We believe that technology can profoundly expand access to information for people who need it most."



Among those present were video game developer Zoe Quinn, activist and writer Feminista Jones, and Feminist Frequency's Anita Sarkeesian — all of whom have been the subjects of incredibly scary, targeted harassment by mobs of strangers on the Internet. It was kind of a who's who of anti-harassment advocates.

And at the end of the day, Google Ideas did something completely normal: They tweeted a picture of the group.

Less than an hour later ... Google Ideas tweeted this:


So, wait. What happened? Well...

Sadly, the tweets Google Ideas is referencing are kind of standard fare as far as the Internet is concerned.

There was some racism, some sexist insults, some fat-shaming, and a whole bunch of people telling Google and/or the group to kill themselves.

Online harassment is a real concern.

While it might seem all "sticks and stones," the reality is much more complicated than that.

Last August, Sarkeesian, one of the women in the photo, was driven out of her home after she received received a series of threats, one of which included her home address.



In October, a speech Sarkeesian was supposed to give at Utah State University was cancelled after the school received threats of a school shooting if the event went on as scheduled.

Journalist Laurie Penny dedicated a 2011 column in The Independent to the issue of online harassment:

"You come to expect it, as a woman writer, particularly if you're political.
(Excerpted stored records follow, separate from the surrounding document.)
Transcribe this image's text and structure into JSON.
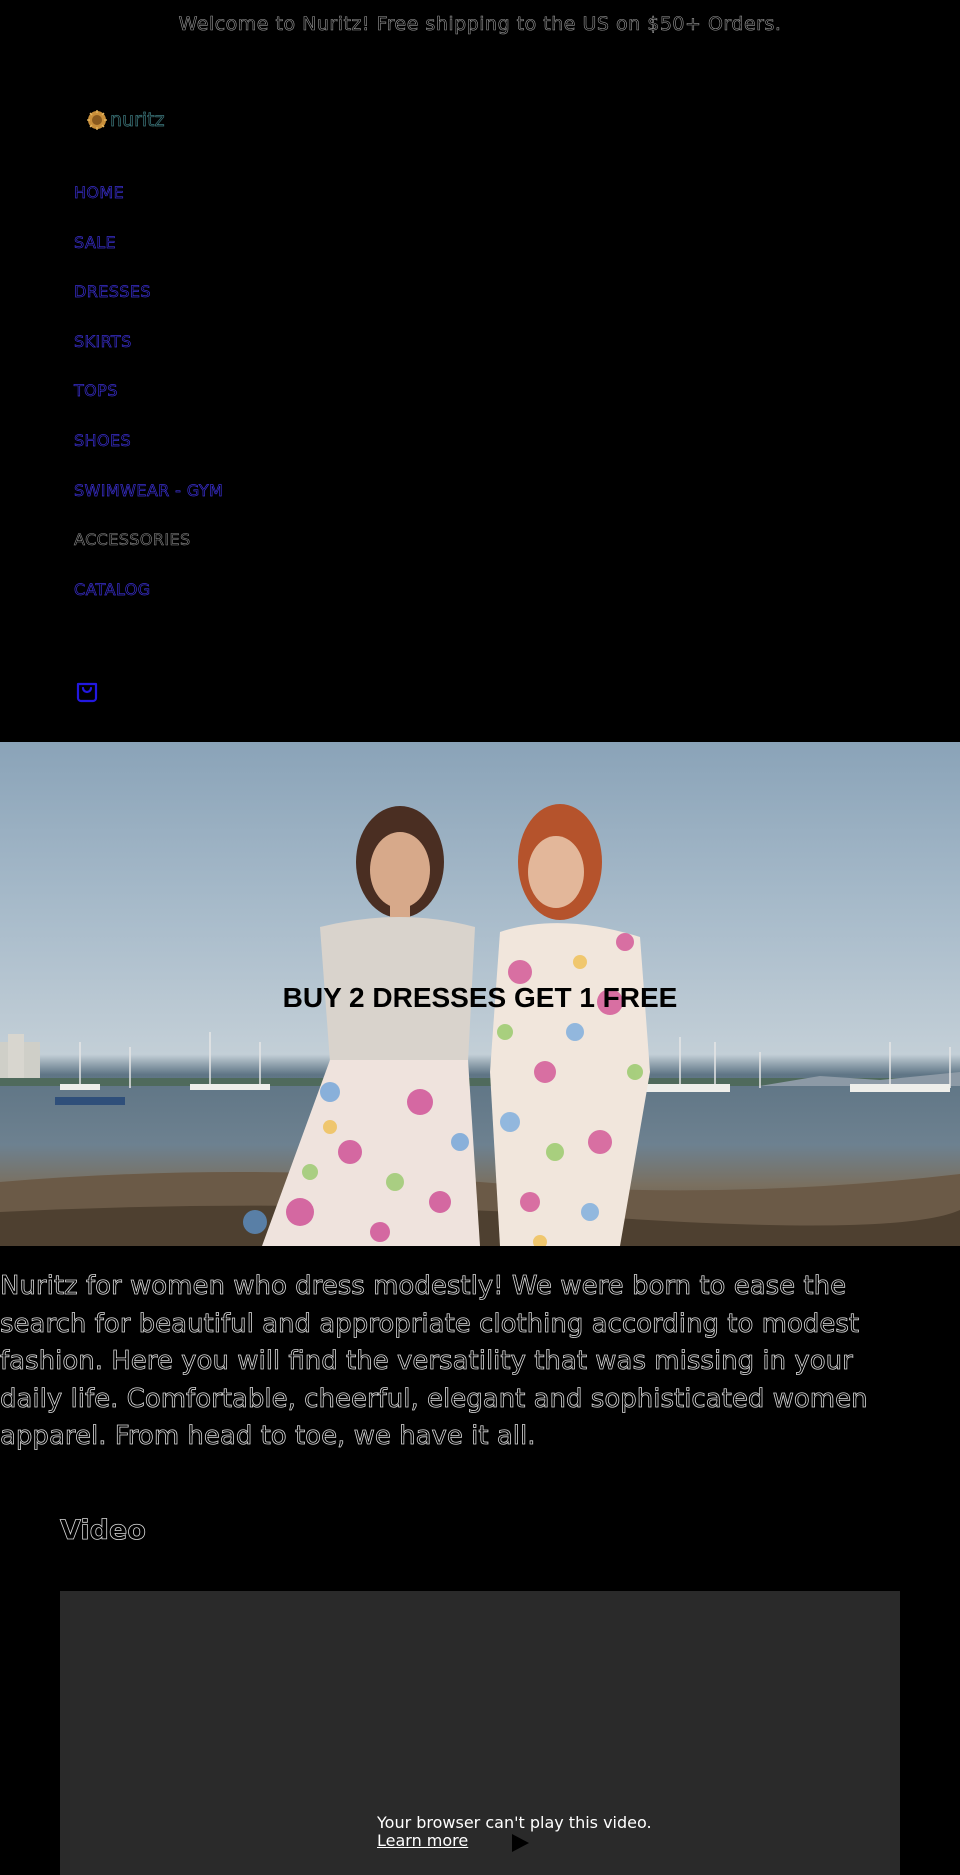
{
  "announcement": {
    "text": "Welcome to Nuritz! Free shipping to the US on $50+ Orders."
  },
  "logo": {
    "text": "nuritz",
    "icon": "sunflower-logo-icon"
  },
  "nav": {
    "items": [
      {
        "label": "HOME"
      },
      {
        "label": "SALE"
      },
      {
        "label": "DRESSES"
      },
      {
        "label": "SKIRTS"
      },
      {
        "label": "TOPS"
      },
      {
        "label": "SHOES"
      },
      {
        "label": "SWIMWEAR - GYM"
      },
      {
        "label": "ACCESSORIES"
      },
      {
        "label": "CATALOG"
      }
    ]
  },
  "header": {
    "cart_icon": "bag-icon"
  },
  "hero": {
    "title": "BUY 2 DRESSES GET 1 FREE",
    "image_alt": "Two women in floral outfits standing at a beach harbor"
  },
  "about": {
    "text": "Nuritz for women who dress modestly! We were born to ease the search for beautiful and appropriate clothing according to modest fashion. Here you will find the versatility that was missing in your daily life. Comfortable, cheerful, elegant and sophisticated women apparel. From head to toe, we have it all."
  },
  "video": {
    "heading": "Video",
    "message": "Your browser can't play this video.",
    "link": "Learn more",
    "play_icon": "play-icon"
  },
  "colors": {
    "background": "#000000",
    "nav_link": "#3a2fd0",
    "video_bg": "#2a2a2a"
  }
}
You come to expect the vitriol, the insults, the death threats. After a while, the emails and tweets and comments containing graphic fantasies of how and where and with what kitchen implements certain pseudonymous people would like to rape you cease to be shocking and become merely a daily or weekly annoyance, something to phone your girlfriends about, seeking safety in hollow laughter."

And in June, Google (and Bing) announced that they would be working to remove "revenge porn" from search results.

"Revenge porn" is a type of harassment in which someone posts someone's private photos online to embarrass or extort the target. Google had the following to say:

"Our philosophy has always been that Search should reflect the whole web. But revenge porn images are intensely personal and emotionally damaging and serve only to degrade the victims — predominantly women. So going forward, we'll honor requests from people to remove nude or sexually explicit images shared without their consent from Google Search results. This is a narrow and limited policy, similar to how we treat removal requests for other highly sensitive personal information, such as bank account numbers and signatures, that may surface in our search results."

The following month, Google shared a form where people can report explicit images of themselves that have been posted without their consent. Between this and what the Google Ideas team is working on, it feels like the company is trying to make good on its "Don't be evil" mission statement.


Good for Google for taking on online abuse. Hopefully, the Internet can become a place where all feel welcome.